No le respondo, porque creo que lleva razón y no quiero echar más leña al fuego. Fanis y Katerina guardan silencio; en estos momentos es lo que menos les importa.
Los dejo delante de casa y voy a aparcar. Cuando vuelvo, los encuentro en el salón. Katerina está sentada en el sofá, con Adrianí a su lado, acariciándole el pelo. Fanis, en la butaca frente a ellas, las mira pensativo.
– ¿No tienes hambre, hijita? -le pregunta Adrianí-. ¿Quieres que te prepare algo de comer? Aunque no sé si habrá algo en la nevera -añade, como si de repente cayera en la cuenta del tiempo que ha estado fuera de casa.
– No tengo hambre, mamá. Lo único que quiero es darme un baño y dormir.
– Podemos salir a comer fuera, ¿no te parece, Kostas? -Me pide ayuda, pero yo dejo la decisión en manos de Katerina.
– Mamá, no quiero comer -insiste ella-. Sólo quiero echarme en mi cama.
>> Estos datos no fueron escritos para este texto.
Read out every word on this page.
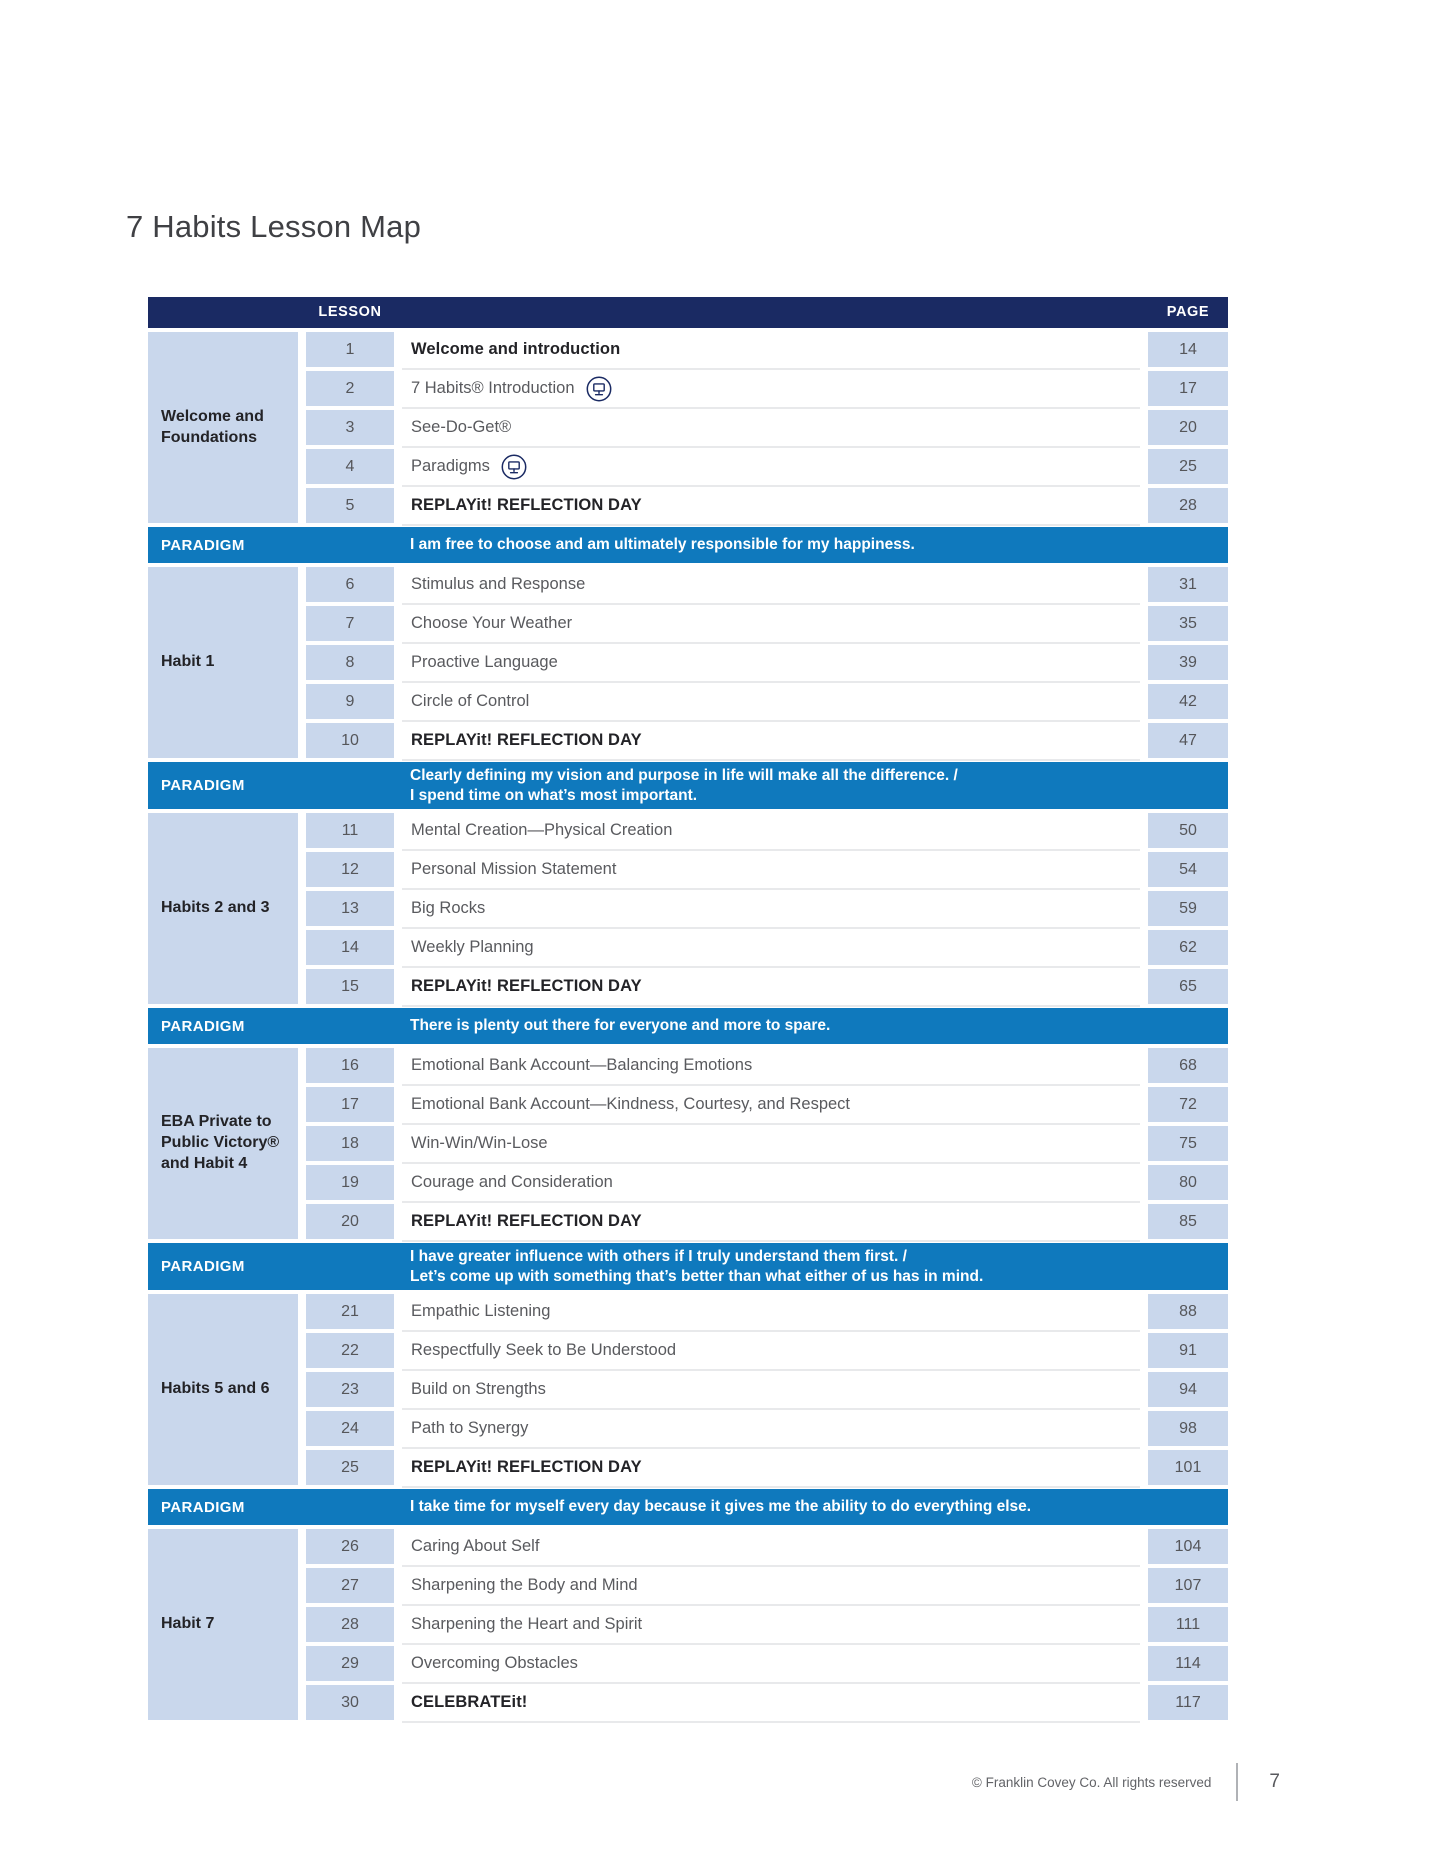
7 Habits Lesson Map
LESSON	PAGE
Welcome and Foundations
1	Welcome and introduction	14
2	7 Habits® Introduction	17
3	See-Do-Get®	20
4	Paradigms	25
5	REPLAYit! REFLECTION DAY	28
PARADIGM	I am free to choose and am ultimately responsible for my happiness.
Habit 1
6	Stimulus and Response	31
7	Choose Your Weather	35
8	Proactive Language	39
9	Circle of Control	42
10	REPLAYit! REFLECTION DAY	47
PARADIGM
Clearly defining my vision and purpose in life will make all the difference. /
I spend time on what’s most important.
Habits 2 and 3
11	Mental Creation—Physical Creation	50
12	Personal Mission Statement	54
13	Big Rocks	59
14	Weekly Planning	62
15	REPLAYit! REFLECTION DAY	65
PARADIGM	There is plenty out there for everyone and more to spare.
EBA Private to Public Victory® and Habit 4
16	Emotional Bank Account—Balancing Emotions	68
17	Emotional Bank Account—Kindness, Courtesy, and Respect	72
18	Win-Win/Win-Lose	75
19	Courage and Consideration	80
20	REPLAYit! REFLECTION DAY	85
PARADIGM
I have greater influence with others if I truly understand them first. /
Let’s come up with something that’s better than what either of us has in mind.
Habits 5 and 6
21	Empathic Listening	88
22	Respectfully Seek to Be Understood	91
23	Build on Strengths	94
24	Path to Synergy	98
25	REPLAYit! REFLECTION DAY	101
PARADIGM	I take time for myself every day because it gives me the ability to do everything else.
Habit 7
26	Caring About Self	104
27	Sharpening the Body and Mind	107
28	Sharpening the Heart and Spirit	111
29	Overcoming Obstacles	114
30	CELEBRATEit!	117
© Franklin Covey Co. All rights reserved	7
– Sí, pero no puedes irte a dormir en ayunas. ¿Cuánto hace que no comes como Dios manda? Has de recuperar fuerzas.
Dudo si debo intervenir o no, pero se me anticipa Katerina:
– Voy a encender el calentador eléctrico -declara, como si no oyese a su madre-. Me echaré un rato mientras se calienta el agua. Después tomaré un baño y dormiré. Ya hablaremos mañana. Para entonces, espero haberme rehecho un poco.
Nos da un beso en la mejilla a los tres, idéntico, sin distinciones, y se va.
Adrianí la mira con preocupación mientras se aleja, pero no se atreve a volver a sacar el tema de la comida. Cuando Katerina ya no está, se vuelve hacia Fanis.
– No puede ser, debería comer algo. Sí, lo entiendo, son los nervios, la tensión de estos días, pero la veo muy abatida. Sólo nos faltaba que ahora cayera enferma… ¿No podrías recetarle algo que le abra el apetito, aunque sean unas vitaminas?
– No le daré nada -responde Fanis, categórico-. Es la tensión acumulada, tú misma lo has dicho. Cuando se tranquilice, le volverá el apetito.
– Sí, pero necesitará un poco de tiempo para volver a su ritmo… y llegado el momento, habrá perdido otros diez kilos.
– En cualquier caso, te recomiendo que no la agobies, porque no le hará ningún bien. No está en condiciones de soportar la más mínima presión.
Por primera vez desde que Fanis entra y sale de nuestra casa, veo a Adrianí lanzarle una mirada de indignación.
– Mira, Fanis, ya sabes cuánto te quiero -le dice-, pero no vas a ser tú quien me diga cómo debo cuidar a mi hija.
– Te lo digo porque soy médico, por si no lo recuerdas.
– ¡Y yo su madre! -le responde secamente Adrianí, y se va a la cocina.
De repente, vislumbro el peligro de que estalle toda la tensión acumulada. Me acerco a Fanis y le digo en voz baja, para que no se oiga desde la cocina:
– No te enfades. Al principio siempre hace igual, pero después se le pasa.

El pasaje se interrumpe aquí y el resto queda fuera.